How attackers use and abuse Microsoft MFA

Microsoft has been pushing for the use of multi-factor authentication (MFA) to thwart attackers for many years.

But threat actors are keeping up with the increasing enterprise adoption of MFA and are constantly coming up with ways to bypass the additional protection it offers.

We have already seen attacks involving SIM swapping, exploitation of vulnerabilities, rogue apps, legacy authentication protocols, MFA prompt bombing (aka MFA fatigue), stolen session cookies, and (custom) phishing kits with MFA-bypassing capability.

More recently, Mandiant and Mitiga researchers have documented different approaches that allow attackers to (mis)use Microsoft MFA to their advantage.

Attackers take over dormant Microsoft accounts and set up MFA

Douglas Bienstock, an IR manager at Mandiant, shared last week a new tactic by APT29 (aka Cozy Bear, aka Nobelium) and other threat actors that involves taking advantage of the self-enrollment process for MFA in Azure Active Directory and other platforms.

When implementing MFA, most organizations and platforms allow users to enroll their first MFA device at the next login. To do that, the user must only have the correct username and password, which means that an attacker who has that knowledge can access the account and set up MFA for it.

“In one instance, APT29 conducted a password guessing attack against a list of mailboxes they had obtained through unknown means. The threat actor successfully guessed the password to an account that had been setup, but never used. Because the account was dormant, Azure AD prompted APT29 to enroll in MFA. Once enrolled, APT29 was able to use the account to access the organization’s’ VPN infrastructure that was using Azure AD for authentication and MFA,” Bienstock explained.

Mandiant recommends that organizations ensure all active accounts have at least one MFA device enrolled and work with their platform vendor to add additional verifications to the MFA enrollment process.

On Microsoft Azure AD, organizations can use Conditional Access to restrict the registration of MFA devices to only trusted locations or trusted devices, he added, and they can choose to require MFA to enroll MFA and issue Temporary Access Passes to employees when they first join or if they lose their MFA device.

Attackers set up a second Authenticator app for compromised accounts

In a phishing campaign recently spotted by Microsoft, BEC scammers targeted Office 365 (i.e., Microsoft 365) users and successfully bypassed the MFA set up to protect the accounts by using proxy servers and phishing websites to steal users’ password and session cookie.

But that was apparently not all: Mitiga incident responders have also found that the attackers set up a second Authenticator app for the compromised account so they could access the account whenever they wanted.

The legitimate owner of a thusly compromised account is unlikely to spot that the second MFA app has been added.

“It is only obvious if one specifically looks for it. If one goes to the M365 security portal, they will see it; but most users never go to that place. It is where you can change your password without being prompted for it, or change an authenticator app. In day-to-day use, people only change passwords when mandated through the prompt, or when they change their phone and want to move their authenticator app,” Mitiga CTO Ofer Maor told Help Net Security.

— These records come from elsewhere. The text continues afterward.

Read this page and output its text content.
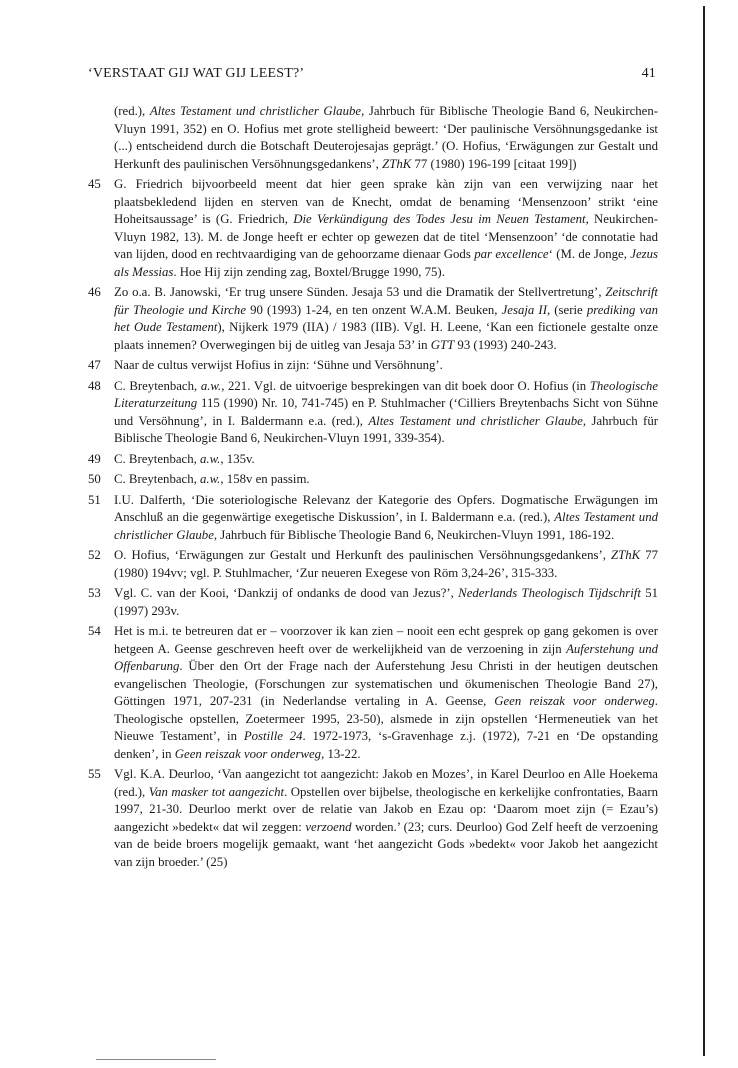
‘VERSTAAT GIJ WAT GIJ LEEST?’	41
(red.), Altes Testament und christlicher Glaube, Jahrbuch für Biblische Theologie Band 6, Neukirchen-Vluyn 1991, 352) en O. Hofius met grote stelligheid beweert: ‘Der paulinische Versöhnungsgedanke ist (...) entscheidend durch die Botschaft Deuterojesajas geprägt.’ (O. Hofius, ‘Erwägungen zur Gestalt und Herkunft des paulinischen Versöhnungsgedankens’, ZThK 77 (1980) 196-199 [citaat 199])
45	G. Friedrich bijvoorbeeld meent dat hier geen sprake kàn zijn van een verwijzing naar het plaatsbekledend lijden en sterven van de Knecht, omdat de benaming ‘Mensenzoon’ strikt ‘eine Hoheitsaussage’ is (G. Friedrich, Die Verkündigung des Todes Jesu im Neuen Testament, Neukirchen-Vluyn 1982, 13). M. de Jonge heeft er echter op gewezen dat de titel ‘Mensenzoon’ ‘de connotatie had van lijden, dood en rechtvaardiging van de gehoorzame dienaar Gods par excellence‘ (M. de Jonge, Jezus als Messias. Hoe Hij zijn zending zag, Boxtel/Brugge 1990, 75).
46	Zo o.a. B. Janowski, ‘Er trug unsere Sünden. Jesaja 53 und die Dramatik der Stellvertretung’, Zeitschrift für Theologie und Kirche 90 (1993) 1-24, en ten onzent W.A.M. Beuken, Jesaja II, (serie prediking van het Oude Testament), Nijkerk 1979 (IIA) / 1983 (IIB). Vgl. H. Leene, ‘Kan een fictionele gestalte onze plaats innemen? Overwegingen bij de uitleg van Jesaja 53’ in GTT 93 (1993) 240-243.
47	Naar de cultus verwijst Hofius in zijn: ‘Sühne und Versöhnung’.
48	C. Breytenbach, a.w., 221. Vgl. de uitvoerige besprekingen van dit boek door O. Hofius (in Theologische Literaturzeitung 115 (1990) Nr. 10, 741-745) en P. Stuhlmacher (‘Cilliers Breytenbachs Sicht von Sühne und Versöhnung’, in I. Baldermann e.a. (red.), Altes Testament und christlicher Glaube, Jahrbuch für Biblische Theologie Band 6, Neukirchen-Vluyn 1991, 339-354).
49	C. Breytenbach, a.w., 135v.
50	C. Breytenbach, a.w., 158v en passim.
51	I.U. Dalferth, ‘Die soteriologische Relevanz der Kategorie des Opfers. Dogmatische Erwägungen im Anschluß an die gegenwärtige exegetische Diskussion’, in I. Baldermann e.a. (red.), Altes Testament und christlicher Glaube, Jahrbuch für Biblische Theologie Band 6, Neukirchen-Vluyn 1991, 186-192.
52	O. Hofius, ‘Erwägungen zur Gestalt und Herkunft des paulinischen Versöhnungsgedankens’, ZThK 77 (1980) 194vv; vgl. P. Stuhlmacher, ‘Zur neueren Exegese von Röm 3,24-26’, 315-333.
53	Vgl. C. van der Kooi, ‘Dankzij of ondanks de dood van Jezus?’, Nederlands Theologisch Tijdschrift 51 (1997) 293v.
54	Het is m.i. te betreuren dat er – voorzover ik kan zien – nooit een echt gesprek op gang gekomen is over hetgeen A. Geense geschreven heeft over de werkelijkheid van de verzoening in zijn Auferstehung und Offenbarung. Über den Ort der Frage nach der Auferstehung Jesu Christi in der heutigen deutschen evangelischen Theologie, (Forschungen zur systematischen und ökumenischen Theologie Band 27), Göttingen 1971, 207-231 (in Nederlandse vertaling in A. Geense, Geen reiszak voor onderweg. Theologische opstellen, Zoetermeer 1995, 23-50), alsmede in zijn opstellen ‘Hermeneutiek van het Nieuwe Testament’, in Postille 24. 1972-1973, ‘s-Gravenhage z.j. (1972), 7-21 en ‘De opstanding denken’, in Geen reiszak voor onderweg, 13-22.
55	Vgl. K.A. Deurloo, ‘Van aangezicht tot aangezicht: Jakob en Mozes’, in Karel Deurloo en Alle Hoekema (red.), Van masker tot aangezicht. Opstellen over bijbelse, theologische en kerkelijke confrontaties, Baarn 1997, 21-30. Deurloo merkt over de relatie van Jakob en Ezau op: ‘Daarom moet zijn (= Ezau’s) aangezicht »bedekt« dat wil zeggen: verzoend worden.’ (23; curs. Deurloo) God Zelf heeft de verzoening van de beide broers mogelijk gemaakt, want ‘het aangezicht Gods »bedekt« voor Jakob het aangezicht van zijn broeder.’ (25)
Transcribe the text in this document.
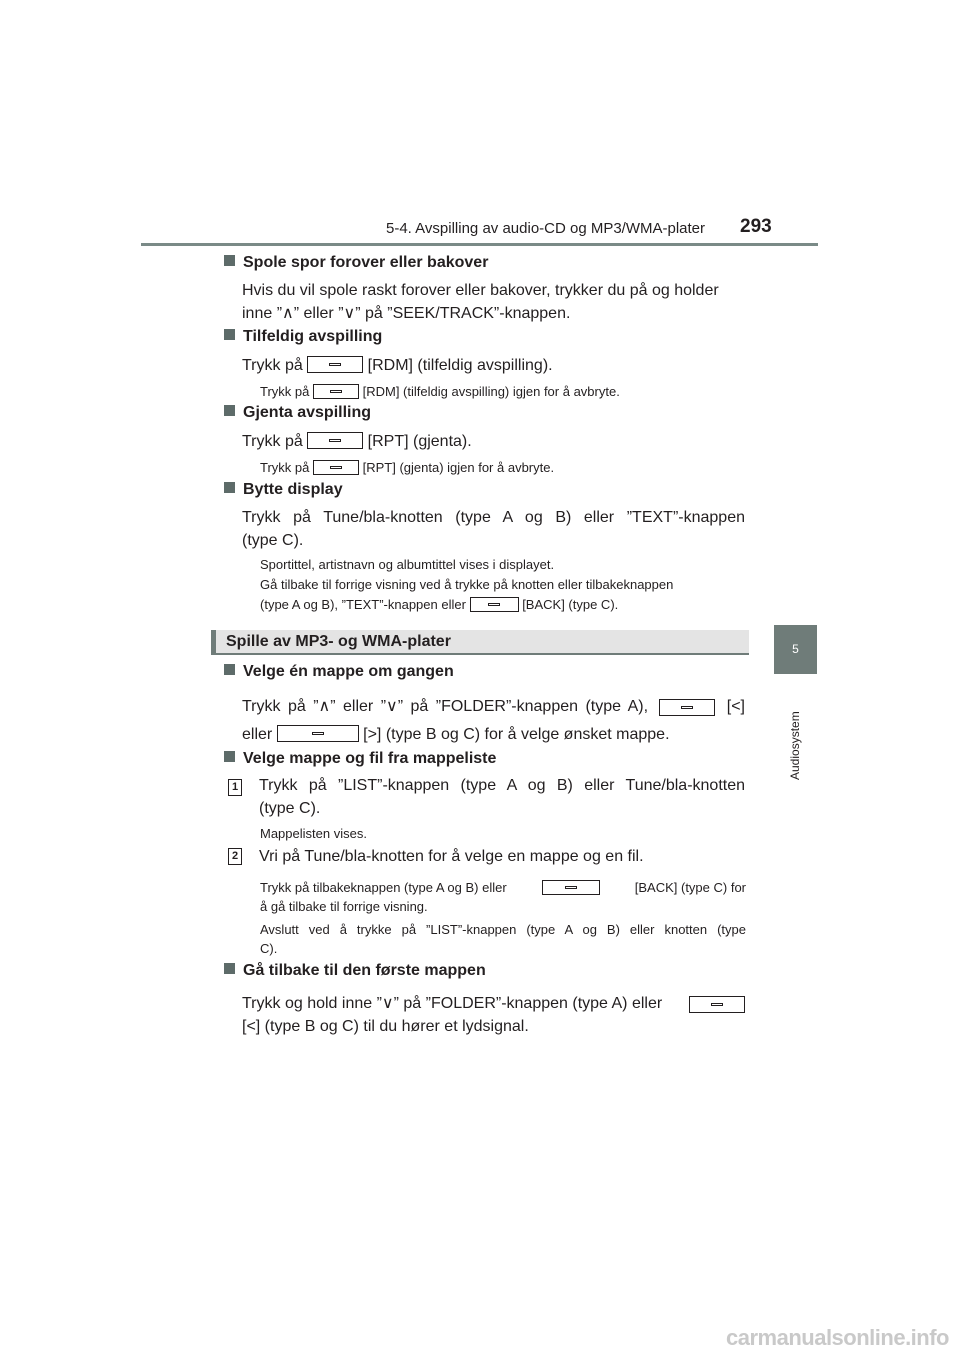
5-4. Avspilling av audio-CD og MP3/WMA-plater 293
5
Audiosystem
Spole spor forover eller bakover
Hvis du vil spole raskt forover eller bakover, trykker du på og holder
inne ”∧” eller ”∨” på ”SEEK/TRACK”-knappen.
Tilfeldig avspilling
Trykk på	[RDM] (tilfeldig avspilling).
Trykk på	[RDM] (tilfeldig avspilling) igjen for å avbryte.
Gjenta avspilling
Trykk på	[RPT] (gjenta).
Trykk på	[RPT] (gjenta) igjen for å avbryte.
Bytte display
Trykk på Tune/bla-knotten (type A og B) eller ”TEXT”-knappen
(type C).
Sportittel, artistnavn og albumtittel vises i displayet.
Gå tilbake til forrige visning ved å trykke på knotten eller tilbakeknappen
(type A og B), ”TEXT”-knappen eller	[BACK] (type C).
Spille av MP3- og WMA-plater
Velge én mappe om gangen
Trykk på ”∧” eller ”∨” på ”FOLDER”-knappen (type A),	[<]
eller	[>] (type B og C) for å velge ønsket mappe.
Velge mappe og fil fra mappeliste
1 Trykk på ”LIST”-knappen (type A og B) eller Tune/bla-knotten
(type C).
Mappelisten vises.
2 Vri på Tune/bla-knotten for å velge en mappe og en fil.
Trykk på tilbakeknappen (type A og B) eller	[BACK] (type C) for
å gå tilbake til forrige visning.
Avslutt ved å trykke på ”LIST”-knappen (type A og B) eller knotten (type
C).
Gå tilbake til den første mappen
Trykk og hold inne ”∨” på ”FOLDER”-knappen (type A) eller
[<] (type B og C) til du hører et lydsignal.
carmanualsonline.info
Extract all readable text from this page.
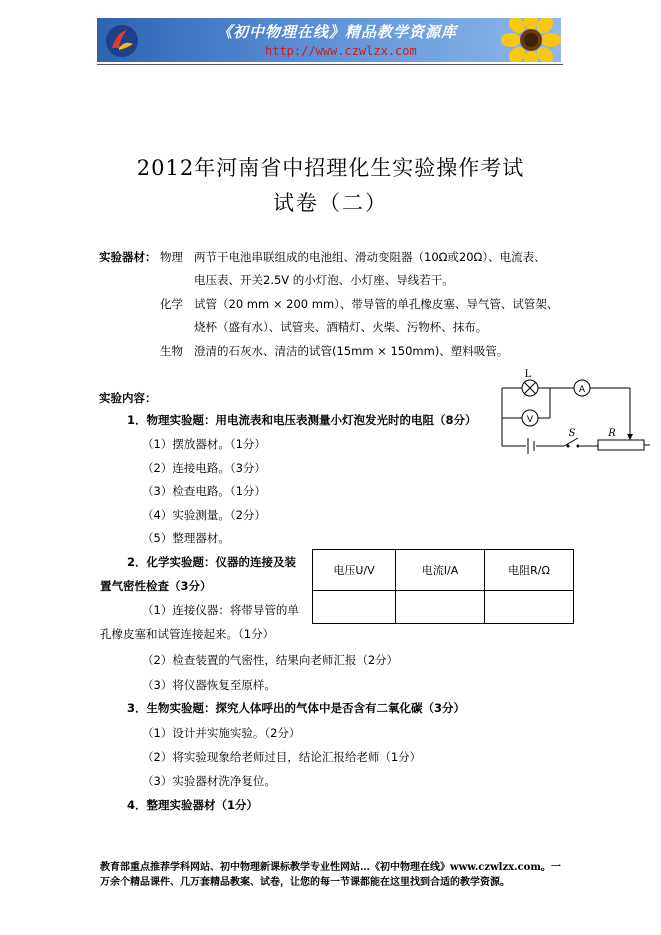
《初中物理在线》精品教学资源库
http://www.czwlzx.com
2012年河南省中招理化生实验操作考试
试卷（二）
实验器材： 物理 两节干电池串联组成的电池组、滑动变阻器（10Ω或20Ω）、电流表、
电压表、开关2.5V 的小灯泡、小灯座、导线若干。
化学 试管（20 mm × 200 mm）、带导管的单孔橡皮塞、导气管、试管架、
烧杯（盛有水）、试管夹、酒精灯、火柴、污物杯、抹布。
生物 澄清的石灰水、清洁的试管(15mm × 150mm)、塑料吸管。
实验内容：
1．物理实验题：用电流表和电压表测量小灯泡发光时的电阻（8分）
（1）摆放器材。（1分）
（2）连接电路。（3分）
（3）检查电路。（1分）
（4）实验测量。（2分）
（5）整理器材。
2．化学实验题：仪器的连接及装
置气密性检查（3分）
（1）连接仪器：将带导管的单
孔橡皮塞和试管连接起来。（1分）
（2）检查装置的气密性，结果向老师汇报（2分）
（3）将仪器恢复至原样。
3．生物实验题：探究人体呼出的气体中是否含有二氧化碳（3分）
（1）设计并实施实验。（2分）
（2）将实验现象给老师过目，结论汇报给老师（1分）
（3）实验器材洗净复位。
4．整理实验器材（1分）
电压U/V	电流I/A	电阻R/Ω

A
V
L
S	R
教育部重点推荐学科网站、初中物理新课标教学专业性网站…《初中物理在线》www.czwlzx.com。一万余个精品课件、几万套精品教案、试卷，让您的每一节课都能在这里找到合适的教学资源。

Also, an isolated, random prompt for the second authentication factor triggered by the attacker can easily not be seen or ignored by the legitimate account owner.

“They get prompted, but once the attacker authenticates on the other authenticator, that prompt disappears. There is no popup or anything that says ‘this request has been approved by another device’ (or something of that sort) to alert the user of the risk. Of course, the notification of the prompt on their phone may remain in the notification history, but if done when the user is not paying attention to their phone, it is likely to go away,” Maor noted.

“When we investigated it, the user eventually remembered that there was one time they were prompted, but then got into the app and there was nothing there (because by that time the attacker had already approved on their phone). They didn’t pay much attention to it though.”

He also pointed out that most users do not thoroughly understand the whole MFA mechanism or have the awareness to pay attention to it, especially as computers do a lot of things they “don’t understand”.

The problem here was that Microsoft does not require an MFA re-challenge for accessing and changing user authentication methods, he added.

“This means that once an account has been compromised, even for an extremely short period of time, it is possible to create persistency using this technique, so an attacker can then reauthenticate with MFA when the session expires or is revoked. It is important to note that even if an organization puts a strict MFA expiration time of one day, it will still not prevent creating for the attacker with this technique.”